Dans un geste chargé de symbolisme, l’ancien président Joseph Kabila a choisi Goma, épicentre des tensions régionales, pour lancer son nouveau manifeste politique. Son arrivée dans cette ville sous contrôle du M23, mouvement rebelle accusé de liens avec Kigali, interroge autant qu’elle divise. Comment interpréter cette démarche au moment où le Sénat lève son immunité judiciaire ?
Accueilli par des messages élogieux des porte-paroles du M23 sur les réseaux sociaux, l’ex-chef de l’État a déployé une rhétorique martiale contre le pouvoir de Kinshasa. « Abandon des populations », « punition collective par asphyxie financière » : ses accusations frappent fort dans une région meurtrie par trois décennies de conflits. Une critique en miroir qui renvoie le gouvernement à ses propres contradictions dans la gestion de la crise orientale.
Son plan en 12 points, présenté comme remède aux maux congolais, mêle habilement revendications populaires et calculs stratégiques. La promesse de « restaurer l’autorité de l’État » sur tout le territoire sonne comme un défi direct à l’exécutif actuel, tandis que l’appel au « retrait des troupes étrangères » semble taillé pour séduire les nationalistes. Un équilibre délicat entre posture patriotique et réalpolitik.
Les observateurs notent la synchronisation troublante entre cette démonstration de force médiatique et la procédure judiciaire en cours. La levée des immunités parlementaires, motivée par des soupçons de collusion avec le M23, transforme soudain le théâtre de Goma en tribune politique inattendue. « Le calendrier n’est pas le fruit du hasard », glisse un diplomate sous couvert d’anonymat.
Cette opération séduction dans l’Est instable révèle les fissures d’un système à bout de souffle. En brandissant le spectre de la « tyrannie » et en appelant à « humaniser » le pouvoir, Kabila recycle les thèmes qui firent jadis son succès.
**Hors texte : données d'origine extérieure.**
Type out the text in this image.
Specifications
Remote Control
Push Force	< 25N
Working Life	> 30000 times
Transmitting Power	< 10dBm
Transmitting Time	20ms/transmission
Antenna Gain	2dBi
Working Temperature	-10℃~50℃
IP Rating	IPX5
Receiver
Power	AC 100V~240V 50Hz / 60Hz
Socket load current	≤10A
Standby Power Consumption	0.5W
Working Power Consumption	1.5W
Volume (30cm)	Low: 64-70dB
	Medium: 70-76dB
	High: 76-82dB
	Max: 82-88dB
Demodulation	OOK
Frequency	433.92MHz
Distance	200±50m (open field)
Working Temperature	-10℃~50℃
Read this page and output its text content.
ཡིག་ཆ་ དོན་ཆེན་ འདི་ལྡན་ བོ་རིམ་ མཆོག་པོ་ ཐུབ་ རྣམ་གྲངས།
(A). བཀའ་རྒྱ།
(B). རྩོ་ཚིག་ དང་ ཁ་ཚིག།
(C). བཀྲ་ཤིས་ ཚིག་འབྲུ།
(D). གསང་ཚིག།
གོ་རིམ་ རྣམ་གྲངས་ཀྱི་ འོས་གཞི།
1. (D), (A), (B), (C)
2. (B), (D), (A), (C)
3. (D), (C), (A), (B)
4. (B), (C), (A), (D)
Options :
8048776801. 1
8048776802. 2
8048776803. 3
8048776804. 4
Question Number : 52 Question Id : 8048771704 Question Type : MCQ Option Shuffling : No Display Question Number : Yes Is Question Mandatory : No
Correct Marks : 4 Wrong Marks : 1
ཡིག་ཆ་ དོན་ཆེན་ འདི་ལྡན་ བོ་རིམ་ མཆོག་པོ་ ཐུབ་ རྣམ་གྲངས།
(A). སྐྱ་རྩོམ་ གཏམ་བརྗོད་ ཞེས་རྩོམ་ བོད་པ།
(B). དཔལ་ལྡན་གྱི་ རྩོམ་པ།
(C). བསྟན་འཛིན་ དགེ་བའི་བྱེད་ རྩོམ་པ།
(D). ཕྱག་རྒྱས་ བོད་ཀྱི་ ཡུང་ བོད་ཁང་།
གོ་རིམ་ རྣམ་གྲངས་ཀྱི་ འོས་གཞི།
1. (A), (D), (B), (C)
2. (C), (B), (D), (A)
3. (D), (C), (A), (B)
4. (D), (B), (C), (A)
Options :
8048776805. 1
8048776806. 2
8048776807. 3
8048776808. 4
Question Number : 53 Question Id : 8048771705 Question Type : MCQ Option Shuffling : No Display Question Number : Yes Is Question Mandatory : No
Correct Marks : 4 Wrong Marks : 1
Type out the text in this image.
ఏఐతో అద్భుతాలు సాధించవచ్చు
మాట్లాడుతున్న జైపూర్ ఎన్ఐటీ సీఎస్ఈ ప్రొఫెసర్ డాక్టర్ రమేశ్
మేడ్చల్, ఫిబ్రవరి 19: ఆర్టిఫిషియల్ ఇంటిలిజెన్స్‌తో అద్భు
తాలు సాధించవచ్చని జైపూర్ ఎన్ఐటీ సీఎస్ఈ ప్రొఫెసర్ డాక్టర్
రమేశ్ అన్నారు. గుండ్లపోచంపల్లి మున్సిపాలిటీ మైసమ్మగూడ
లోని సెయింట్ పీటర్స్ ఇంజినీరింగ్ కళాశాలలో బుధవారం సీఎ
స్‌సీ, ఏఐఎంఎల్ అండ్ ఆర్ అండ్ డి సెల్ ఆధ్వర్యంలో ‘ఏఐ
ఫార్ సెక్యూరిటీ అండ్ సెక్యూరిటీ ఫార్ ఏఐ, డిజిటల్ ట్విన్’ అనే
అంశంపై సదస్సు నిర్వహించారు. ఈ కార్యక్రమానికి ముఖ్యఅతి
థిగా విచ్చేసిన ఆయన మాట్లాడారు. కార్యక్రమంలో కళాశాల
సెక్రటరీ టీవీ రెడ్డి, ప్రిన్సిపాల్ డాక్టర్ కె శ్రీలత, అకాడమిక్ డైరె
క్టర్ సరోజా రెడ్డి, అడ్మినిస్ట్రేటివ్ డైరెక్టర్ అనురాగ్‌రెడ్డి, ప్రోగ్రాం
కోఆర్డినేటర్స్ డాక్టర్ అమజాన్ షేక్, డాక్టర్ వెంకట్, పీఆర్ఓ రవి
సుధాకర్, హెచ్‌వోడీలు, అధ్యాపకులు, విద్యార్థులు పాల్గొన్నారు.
Mais sa capacité à incarner l’alternative crédible se heurte désormais à son lourd héritage politique.
La balle est désormais dans le camp de Kinshasa. Répondre par la surenchère sécuritaire ? Ouvrir des négociations régionales ? Contrer par un projet de société plus attractif ? Les prochaines semaines diront si cette sortie spectaculaire relance véritablement la machine kabiliste ou achève de la discréditer aux yeux d’une population en quête de solutions concrètes.